The Chancellor has won praise from the Right for his
innovative approach to pensions. This at first glance confirms him as a libertarian
and opens a wide divide between the Tories and Labour, which must be welcomed
as the arguments shift from managerial to ideological. Surely Labour can win in
a battle over fairness?
However, closer examination may lead to this analysis being
questionable. If a libertarian approach aims to remove the State from having
any role in people’s lives, his policy on annuities fails. It purports to
enable those retiring to have full control over their own pension pot, without
being told by the State what to do with it. Libertarian? Apparently.
But if we compare this to the Right’s reliance on markets’
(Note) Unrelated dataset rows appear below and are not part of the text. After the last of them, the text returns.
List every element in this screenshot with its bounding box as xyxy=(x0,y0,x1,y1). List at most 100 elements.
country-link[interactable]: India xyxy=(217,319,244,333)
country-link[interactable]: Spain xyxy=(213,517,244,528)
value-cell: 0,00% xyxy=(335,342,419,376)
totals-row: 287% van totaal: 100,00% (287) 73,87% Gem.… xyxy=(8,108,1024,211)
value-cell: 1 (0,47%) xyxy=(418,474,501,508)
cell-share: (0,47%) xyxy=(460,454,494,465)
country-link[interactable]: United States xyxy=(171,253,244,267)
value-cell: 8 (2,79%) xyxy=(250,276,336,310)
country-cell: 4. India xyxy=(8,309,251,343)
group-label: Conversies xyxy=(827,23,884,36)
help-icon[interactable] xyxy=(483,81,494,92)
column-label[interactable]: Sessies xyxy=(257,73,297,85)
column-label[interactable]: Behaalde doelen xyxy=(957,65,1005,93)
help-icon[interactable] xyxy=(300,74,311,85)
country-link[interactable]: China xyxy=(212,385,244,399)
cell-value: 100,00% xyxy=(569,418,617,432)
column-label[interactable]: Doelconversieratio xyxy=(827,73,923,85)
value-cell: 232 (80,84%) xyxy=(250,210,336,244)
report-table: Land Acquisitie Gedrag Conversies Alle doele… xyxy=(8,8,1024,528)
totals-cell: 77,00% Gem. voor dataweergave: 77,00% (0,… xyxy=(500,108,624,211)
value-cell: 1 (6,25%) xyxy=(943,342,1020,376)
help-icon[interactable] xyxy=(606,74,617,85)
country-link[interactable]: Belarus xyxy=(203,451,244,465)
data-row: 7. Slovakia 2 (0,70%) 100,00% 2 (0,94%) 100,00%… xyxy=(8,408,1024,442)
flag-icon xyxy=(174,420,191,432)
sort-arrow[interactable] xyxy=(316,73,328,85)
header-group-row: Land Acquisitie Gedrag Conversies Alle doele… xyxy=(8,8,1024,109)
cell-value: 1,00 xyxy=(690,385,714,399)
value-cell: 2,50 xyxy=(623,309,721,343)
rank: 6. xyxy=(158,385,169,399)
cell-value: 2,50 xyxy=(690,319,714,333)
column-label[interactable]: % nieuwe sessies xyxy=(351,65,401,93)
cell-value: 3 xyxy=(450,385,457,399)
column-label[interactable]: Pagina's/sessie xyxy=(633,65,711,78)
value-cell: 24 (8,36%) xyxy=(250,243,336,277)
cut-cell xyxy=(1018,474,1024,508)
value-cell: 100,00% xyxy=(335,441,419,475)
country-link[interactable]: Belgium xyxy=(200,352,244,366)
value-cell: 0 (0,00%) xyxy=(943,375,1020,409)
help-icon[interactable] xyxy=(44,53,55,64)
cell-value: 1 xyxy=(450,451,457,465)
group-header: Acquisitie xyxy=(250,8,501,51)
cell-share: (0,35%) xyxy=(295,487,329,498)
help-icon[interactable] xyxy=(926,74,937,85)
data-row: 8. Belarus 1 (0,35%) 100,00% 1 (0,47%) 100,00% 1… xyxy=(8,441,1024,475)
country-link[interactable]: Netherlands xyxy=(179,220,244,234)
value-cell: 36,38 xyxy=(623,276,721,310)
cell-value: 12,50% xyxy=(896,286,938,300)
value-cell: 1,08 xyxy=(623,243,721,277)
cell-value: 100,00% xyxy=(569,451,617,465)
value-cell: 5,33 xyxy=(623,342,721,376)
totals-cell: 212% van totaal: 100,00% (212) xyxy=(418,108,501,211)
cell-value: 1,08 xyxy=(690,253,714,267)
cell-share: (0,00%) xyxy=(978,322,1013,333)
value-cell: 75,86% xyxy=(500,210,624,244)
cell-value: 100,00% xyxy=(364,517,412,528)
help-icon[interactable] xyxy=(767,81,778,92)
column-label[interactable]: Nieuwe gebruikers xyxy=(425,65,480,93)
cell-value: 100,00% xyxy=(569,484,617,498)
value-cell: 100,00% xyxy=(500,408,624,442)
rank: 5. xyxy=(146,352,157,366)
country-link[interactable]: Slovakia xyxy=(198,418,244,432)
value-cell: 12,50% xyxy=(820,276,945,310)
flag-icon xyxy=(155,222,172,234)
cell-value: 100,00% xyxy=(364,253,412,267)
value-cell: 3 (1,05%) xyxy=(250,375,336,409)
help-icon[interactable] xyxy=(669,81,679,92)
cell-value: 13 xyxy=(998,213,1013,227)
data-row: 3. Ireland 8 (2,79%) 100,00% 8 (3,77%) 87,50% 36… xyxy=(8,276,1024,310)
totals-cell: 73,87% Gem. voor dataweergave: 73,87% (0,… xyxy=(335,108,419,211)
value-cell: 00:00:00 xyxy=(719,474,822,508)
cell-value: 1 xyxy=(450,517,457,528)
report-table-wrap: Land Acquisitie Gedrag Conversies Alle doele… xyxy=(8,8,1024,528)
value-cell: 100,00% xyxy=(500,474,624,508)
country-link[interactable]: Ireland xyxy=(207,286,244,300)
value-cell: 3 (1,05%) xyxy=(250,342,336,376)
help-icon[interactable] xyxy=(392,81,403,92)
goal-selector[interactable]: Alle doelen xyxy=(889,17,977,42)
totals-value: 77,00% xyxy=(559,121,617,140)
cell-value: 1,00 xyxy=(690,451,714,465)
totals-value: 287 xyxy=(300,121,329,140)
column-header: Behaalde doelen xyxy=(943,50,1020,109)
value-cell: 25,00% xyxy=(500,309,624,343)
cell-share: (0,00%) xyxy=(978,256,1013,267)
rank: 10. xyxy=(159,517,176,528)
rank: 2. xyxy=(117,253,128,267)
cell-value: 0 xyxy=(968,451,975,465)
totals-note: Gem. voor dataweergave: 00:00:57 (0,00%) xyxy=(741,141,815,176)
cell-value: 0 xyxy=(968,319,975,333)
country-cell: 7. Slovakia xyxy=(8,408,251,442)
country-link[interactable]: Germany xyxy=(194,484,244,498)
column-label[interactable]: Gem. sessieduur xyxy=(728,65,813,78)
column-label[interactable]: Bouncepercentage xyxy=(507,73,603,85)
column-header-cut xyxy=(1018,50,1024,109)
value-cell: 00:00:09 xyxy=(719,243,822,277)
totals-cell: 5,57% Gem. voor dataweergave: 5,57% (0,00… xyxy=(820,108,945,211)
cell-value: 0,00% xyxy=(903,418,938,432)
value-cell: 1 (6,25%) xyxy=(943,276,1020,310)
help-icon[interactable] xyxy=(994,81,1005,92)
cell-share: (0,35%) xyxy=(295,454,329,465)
self-control, it can be shown how, when this fails to be the case, as it often
does, it is the State which has to step in to bail out failures, again and
again: the banks being a case in point. So when (not if) people fail to foster their
assets effectively for their retirement, where will their needs be met? By the
State, of course.
The fallacy of the Right is that its ideology sounds
attractive – let everyone hold onto their own money as far as possible - but that
this has been shown not only to be a recipe for failure but to place greater
reliance on the State than it would claim. It also favours the ruthless over
the fair and is likely to lead to the most unequal society, as we have now. How Labour can support this flawed policy is perplexing and should be challenged.